Purpose : In the retinal pigment epithelium (RPE), efficient endolysosome function is crucial for clearing phagocytosed photoreceptor outer segments (POS) and disposing cellular debris by autophagy, which supports RPE and photoreceptor health. We recently discovered that the cytoskeleton-associated protein Ezrin can regulate this cellular process through mTORC1 modulation. However, how Ezrin modulates the endolysosomal degradation of OS is largely unknown.

Methods : We utilized RPE from mice, medaka fish and human cell lines to evaluate the role of Ezrin on endolysosomal pathway. We carried out both transcriptomic and proteomic analyses, western blot, immunofluorescence, immunoelectron microscopy, TIRF microscopy, in vitro and in vivo to fully characterize the role of Ezrin and its protein interactors in this cellular process.
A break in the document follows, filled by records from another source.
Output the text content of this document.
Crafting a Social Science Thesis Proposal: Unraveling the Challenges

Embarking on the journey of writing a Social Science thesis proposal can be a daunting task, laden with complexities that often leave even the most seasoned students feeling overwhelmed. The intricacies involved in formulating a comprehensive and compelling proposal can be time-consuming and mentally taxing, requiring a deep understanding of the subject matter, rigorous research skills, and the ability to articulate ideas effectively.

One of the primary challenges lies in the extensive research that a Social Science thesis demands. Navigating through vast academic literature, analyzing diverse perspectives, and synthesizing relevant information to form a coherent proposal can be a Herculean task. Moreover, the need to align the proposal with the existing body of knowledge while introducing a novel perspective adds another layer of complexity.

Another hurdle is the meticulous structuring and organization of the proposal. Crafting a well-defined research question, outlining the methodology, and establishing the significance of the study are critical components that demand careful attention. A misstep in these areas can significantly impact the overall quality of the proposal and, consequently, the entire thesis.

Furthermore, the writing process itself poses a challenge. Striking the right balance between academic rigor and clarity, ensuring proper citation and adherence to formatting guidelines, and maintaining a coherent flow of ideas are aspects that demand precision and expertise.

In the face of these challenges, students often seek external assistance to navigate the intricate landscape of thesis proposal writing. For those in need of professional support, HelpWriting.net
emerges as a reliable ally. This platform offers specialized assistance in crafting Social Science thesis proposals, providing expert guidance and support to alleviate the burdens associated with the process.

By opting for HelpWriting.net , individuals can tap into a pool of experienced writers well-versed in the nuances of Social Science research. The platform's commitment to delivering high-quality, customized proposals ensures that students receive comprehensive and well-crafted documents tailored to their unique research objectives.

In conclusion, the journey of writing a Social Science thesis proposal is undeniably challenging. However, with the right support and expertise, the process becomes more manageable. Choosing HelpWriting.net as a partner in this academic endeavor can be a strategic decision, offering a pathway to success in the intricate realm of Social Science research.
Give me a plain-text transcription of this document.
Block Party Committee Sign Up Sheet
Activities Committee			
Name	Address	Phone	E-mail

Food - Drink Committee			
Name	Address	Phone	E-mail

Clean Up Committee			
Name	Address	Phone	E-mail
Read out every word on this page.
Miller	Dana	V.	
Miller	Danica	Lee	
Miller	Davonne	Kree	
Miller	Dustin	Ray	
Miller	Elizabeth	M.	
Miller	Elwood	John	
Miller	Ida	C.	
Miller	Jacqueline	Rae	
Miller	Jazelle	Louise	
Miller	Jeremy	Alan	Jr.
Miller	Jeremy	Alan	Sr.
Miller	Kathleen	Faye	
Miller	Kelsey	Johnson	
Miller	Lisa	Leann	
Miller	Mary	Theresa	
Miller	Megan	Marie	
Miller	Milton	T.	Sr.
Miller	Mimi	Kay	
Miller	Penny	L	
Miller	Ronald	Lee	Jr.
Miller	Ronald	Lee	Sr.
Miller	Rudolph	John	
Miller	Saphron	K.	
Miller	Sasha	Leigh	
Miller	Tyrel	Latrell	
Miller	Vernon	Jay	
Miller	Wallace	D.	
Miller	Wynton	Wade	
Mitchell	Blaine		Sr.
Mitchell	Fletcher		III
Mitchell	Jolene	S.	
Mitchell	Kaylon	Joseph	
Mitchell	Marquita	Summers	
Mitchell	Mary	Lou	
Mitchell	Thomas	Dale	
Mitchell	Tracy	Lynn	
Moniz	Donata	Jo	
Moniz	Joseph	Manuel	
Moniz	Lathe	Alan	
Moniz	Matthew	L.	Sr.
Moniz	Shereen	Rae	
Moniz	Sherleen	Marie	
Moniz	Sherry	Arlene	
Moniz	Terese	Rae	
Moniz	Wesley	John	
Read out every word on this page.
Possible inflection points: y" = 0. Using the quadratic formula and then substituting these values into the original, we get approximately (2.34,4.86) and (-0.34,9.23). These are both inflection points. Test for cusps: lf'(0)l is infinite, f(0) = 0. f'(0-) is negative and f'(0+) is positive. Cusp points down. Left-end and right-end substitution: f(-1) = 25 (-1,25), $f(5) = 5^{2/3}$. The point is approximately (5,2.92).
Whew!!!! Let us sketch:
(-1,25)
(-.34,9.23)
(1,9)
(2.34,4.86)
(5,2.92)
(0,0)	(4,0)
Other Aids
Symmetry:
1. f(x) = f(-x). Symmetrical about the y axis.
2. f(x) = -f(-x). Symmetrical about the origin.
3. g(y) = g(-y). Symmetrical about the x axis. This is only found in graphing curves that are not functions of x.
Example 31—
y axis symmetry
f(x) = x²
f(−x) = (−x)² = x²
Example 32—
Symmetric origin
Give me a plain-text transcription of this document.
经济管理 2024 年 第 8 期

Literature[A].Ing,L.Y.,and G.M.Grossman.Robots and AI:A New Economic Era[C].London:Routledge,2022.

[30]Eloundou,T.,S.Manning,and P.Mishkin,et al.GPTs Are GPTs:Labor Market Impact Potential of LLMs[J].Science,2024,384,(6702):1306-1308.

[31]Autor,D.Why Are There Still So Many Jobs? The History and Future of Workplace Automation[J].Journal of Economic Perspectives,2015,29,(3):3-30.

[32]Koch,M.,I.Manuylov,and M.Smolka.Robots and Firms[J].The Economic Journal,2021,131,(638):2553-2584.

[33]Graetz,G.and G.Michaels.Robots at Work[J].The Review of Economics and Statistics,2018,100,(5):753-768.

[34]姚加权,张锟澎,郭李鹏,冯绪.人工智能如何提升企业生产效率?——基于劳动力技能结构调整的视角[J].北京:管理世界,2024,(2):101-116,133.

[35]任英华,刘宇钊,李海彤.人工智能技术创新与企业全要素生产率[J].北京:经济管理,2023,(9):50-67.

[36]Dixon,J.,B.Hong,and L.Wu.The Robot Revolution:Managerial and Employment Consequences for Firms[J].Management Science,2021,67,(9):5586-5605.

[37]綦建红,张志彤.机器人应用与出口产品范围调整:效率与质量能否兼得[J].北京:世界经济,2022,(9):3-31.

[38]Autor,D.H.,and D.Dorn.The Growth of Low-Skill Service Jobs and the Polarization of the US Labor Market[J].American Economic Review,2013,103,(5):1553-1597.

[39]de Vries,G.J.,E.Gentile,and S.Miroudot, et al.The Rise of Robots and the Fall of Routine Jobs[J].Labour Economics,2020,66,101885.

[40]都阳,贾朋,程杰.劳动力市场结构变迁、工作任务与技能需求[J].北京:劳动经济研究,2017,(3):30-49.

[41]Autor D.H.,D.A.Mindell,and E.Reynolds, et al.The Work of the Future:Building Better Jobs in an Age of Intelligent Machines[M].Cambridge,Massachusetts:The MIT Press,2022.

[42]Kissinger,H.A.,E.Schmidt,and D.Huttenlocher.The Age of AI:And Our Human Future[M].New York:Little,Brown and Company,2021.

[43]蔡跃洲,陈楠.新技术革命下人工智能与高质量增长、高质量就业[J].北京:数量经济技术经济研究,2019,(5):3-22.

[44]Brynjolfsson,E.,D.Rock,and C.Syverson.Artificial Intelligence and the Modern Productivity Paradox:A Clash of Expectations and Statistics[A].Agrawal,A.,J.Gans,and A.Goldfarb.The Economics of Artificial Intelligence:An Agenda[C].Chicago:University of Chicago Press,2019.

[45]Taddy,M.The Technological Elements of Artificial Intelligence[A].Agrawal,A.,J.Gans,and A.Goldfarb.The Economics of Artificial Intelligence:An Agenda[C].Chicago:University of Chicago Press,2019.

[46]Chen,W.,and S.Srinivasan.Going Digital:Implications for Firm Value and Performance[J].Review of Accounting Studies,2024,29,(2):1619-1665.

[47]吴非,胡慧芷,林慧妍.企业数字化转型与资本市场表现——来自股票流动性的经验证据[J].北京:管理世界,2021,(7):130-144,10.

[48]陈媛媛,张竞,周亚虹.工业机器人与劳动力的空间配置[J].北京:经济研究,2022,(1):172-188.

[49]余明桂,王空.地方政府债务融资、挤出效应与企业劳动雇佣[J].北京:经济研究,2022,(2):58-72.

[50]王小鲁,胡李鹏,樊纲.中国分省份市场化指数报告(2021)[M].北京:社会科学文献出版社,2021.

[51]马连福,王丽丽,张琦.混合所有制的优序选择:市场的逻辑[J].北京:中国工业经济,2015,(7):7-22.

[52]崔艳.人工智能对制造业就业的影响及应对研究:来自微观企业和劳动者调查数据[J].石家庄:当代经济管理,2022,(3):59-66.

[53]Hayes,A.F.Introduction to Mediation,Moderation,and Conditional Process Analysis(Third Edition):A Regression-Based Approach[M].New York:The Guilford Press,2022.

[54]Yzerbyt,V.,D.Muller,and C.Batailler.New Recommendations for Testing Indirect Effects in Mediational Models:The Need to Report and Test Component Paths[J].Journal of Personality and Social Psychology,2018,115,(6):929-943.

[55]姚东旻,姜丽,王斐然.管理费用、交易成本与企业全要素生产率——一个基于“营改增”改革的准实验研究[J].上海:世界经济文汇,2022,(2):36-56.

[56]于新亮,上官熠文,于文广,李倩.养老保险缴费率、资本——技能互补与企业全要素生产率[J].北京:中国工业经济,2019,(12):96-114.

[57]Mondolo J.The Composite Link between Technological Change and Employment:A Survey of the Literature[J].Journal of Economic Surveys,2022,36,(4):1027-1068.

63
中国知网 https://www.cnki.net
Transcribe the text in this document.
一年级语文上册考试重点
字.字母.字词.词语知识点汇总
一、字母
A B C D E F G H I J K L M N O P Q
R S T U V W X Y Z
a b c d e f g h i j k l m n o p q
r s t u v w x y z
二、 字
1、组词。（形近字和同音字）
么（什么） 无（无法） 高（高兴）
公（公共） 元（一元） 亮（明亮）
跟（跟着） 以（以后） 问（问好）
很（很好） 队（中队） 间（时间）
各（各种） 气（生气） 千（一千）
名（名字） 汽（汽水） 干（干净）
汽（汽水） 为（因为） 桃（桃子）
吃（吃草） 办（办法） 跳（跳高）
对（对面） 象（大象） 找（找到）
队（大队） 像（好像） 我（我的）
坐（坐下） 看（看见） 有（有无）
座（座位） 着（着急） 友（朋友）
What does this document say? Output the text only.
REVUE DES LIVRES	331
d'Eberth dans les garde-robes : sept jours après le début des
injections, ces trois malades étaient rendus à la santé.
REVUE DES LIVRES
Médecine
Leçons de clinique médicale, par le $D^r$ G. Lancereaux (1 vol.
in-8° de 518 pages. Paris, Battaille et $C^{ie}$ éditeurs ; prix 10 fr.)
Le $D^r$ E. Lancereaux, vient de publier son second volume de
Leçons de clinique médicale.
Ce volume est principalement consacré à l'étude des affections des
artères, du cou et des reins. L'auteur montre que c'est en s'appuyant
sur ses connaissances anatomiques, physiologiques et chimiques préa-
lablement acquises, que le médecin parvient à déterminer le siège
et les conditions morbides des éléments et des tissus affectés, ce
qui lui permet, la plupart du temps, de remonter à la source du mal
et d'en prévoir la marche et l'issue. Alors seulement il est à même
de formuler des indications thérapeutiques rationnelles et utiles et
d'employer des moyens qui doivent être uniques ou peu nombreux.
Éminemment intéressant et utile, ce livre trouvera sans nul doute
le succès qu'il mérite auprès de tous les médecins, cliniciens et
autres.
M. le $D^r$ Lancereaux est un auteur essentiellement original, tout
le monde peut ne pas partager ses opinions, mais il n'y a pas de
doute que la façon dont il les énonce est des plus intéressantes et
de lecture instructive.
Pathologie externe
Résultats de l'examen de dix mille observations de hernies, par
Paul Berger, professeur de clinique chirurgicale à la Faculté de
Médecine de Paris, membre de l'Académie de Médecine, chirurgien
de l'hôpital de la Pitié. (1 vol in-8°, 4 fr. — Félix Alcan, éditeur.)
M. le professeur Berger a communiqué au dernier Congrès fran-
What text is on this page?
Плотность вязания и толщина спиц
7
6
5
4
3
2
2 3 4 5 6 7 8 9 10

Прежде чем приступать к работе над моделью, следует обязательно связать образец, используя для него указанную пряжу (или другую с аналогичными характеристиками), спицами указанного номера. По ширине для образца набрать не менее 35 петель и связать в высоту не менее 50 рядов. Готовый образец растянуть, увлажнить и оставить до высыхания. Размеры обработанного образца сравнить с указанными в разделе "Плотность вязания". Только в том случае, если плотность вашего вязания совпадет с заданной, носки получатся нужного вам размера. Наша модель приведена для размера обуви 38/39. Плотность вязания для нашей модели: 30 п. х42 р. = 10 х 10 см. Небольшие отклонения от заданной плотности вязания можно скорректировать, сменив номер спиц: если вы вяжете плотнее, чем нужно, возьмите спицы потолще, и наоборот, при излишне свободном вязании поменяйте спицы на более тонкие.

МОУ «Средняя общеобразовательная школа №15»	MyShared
Results : We identified EGFR as a main Ezrin's binding protein. Both genetic and pharmacological depletion of Ezrin disrupted EGFR internalization on endosome and its signaling. We found that Ezrin/EGFR molecular network controls translocation of TSC complex on the lysosome via AKT pathway. The Ezrin-mediated inhibition of TSC induces mTORC1 activity and represses autophagy in the dark phase. On the other hand, light-mediated inhibition of Ezrin activates endolysosomal function in diurnal phase. The physiological alternation of the activation and deactivation of autophagy during the light and dark phases ensure the correct degradation of POS and correct vision.
Disruption of Ezrin/EGFR/TSC molecular network in the RPE alters POS degradation and normal vision. Ezrin^-/- medaka model exhibited a significant degeneration of rods and cones photoreceptors cells, accompanied from an incorrect autophagy pathway and POS degradation in the RPE cells.

Conclusions : Ezrin plays a key role in the pathophysiology of RPE. Our results suggest that EZRIN/EGFR/TSC molecular network controls mTORC1 on lysosomes in the RPE. Depletion of Ezrin alters endosomal EGFR signaling thereby triggering defects in autophagy pathway and leading to retinal degeneration.

This abstract was presented at the 2024 ARVO Annual Meeting, held in Seattle, WA, May 5-9, 2024.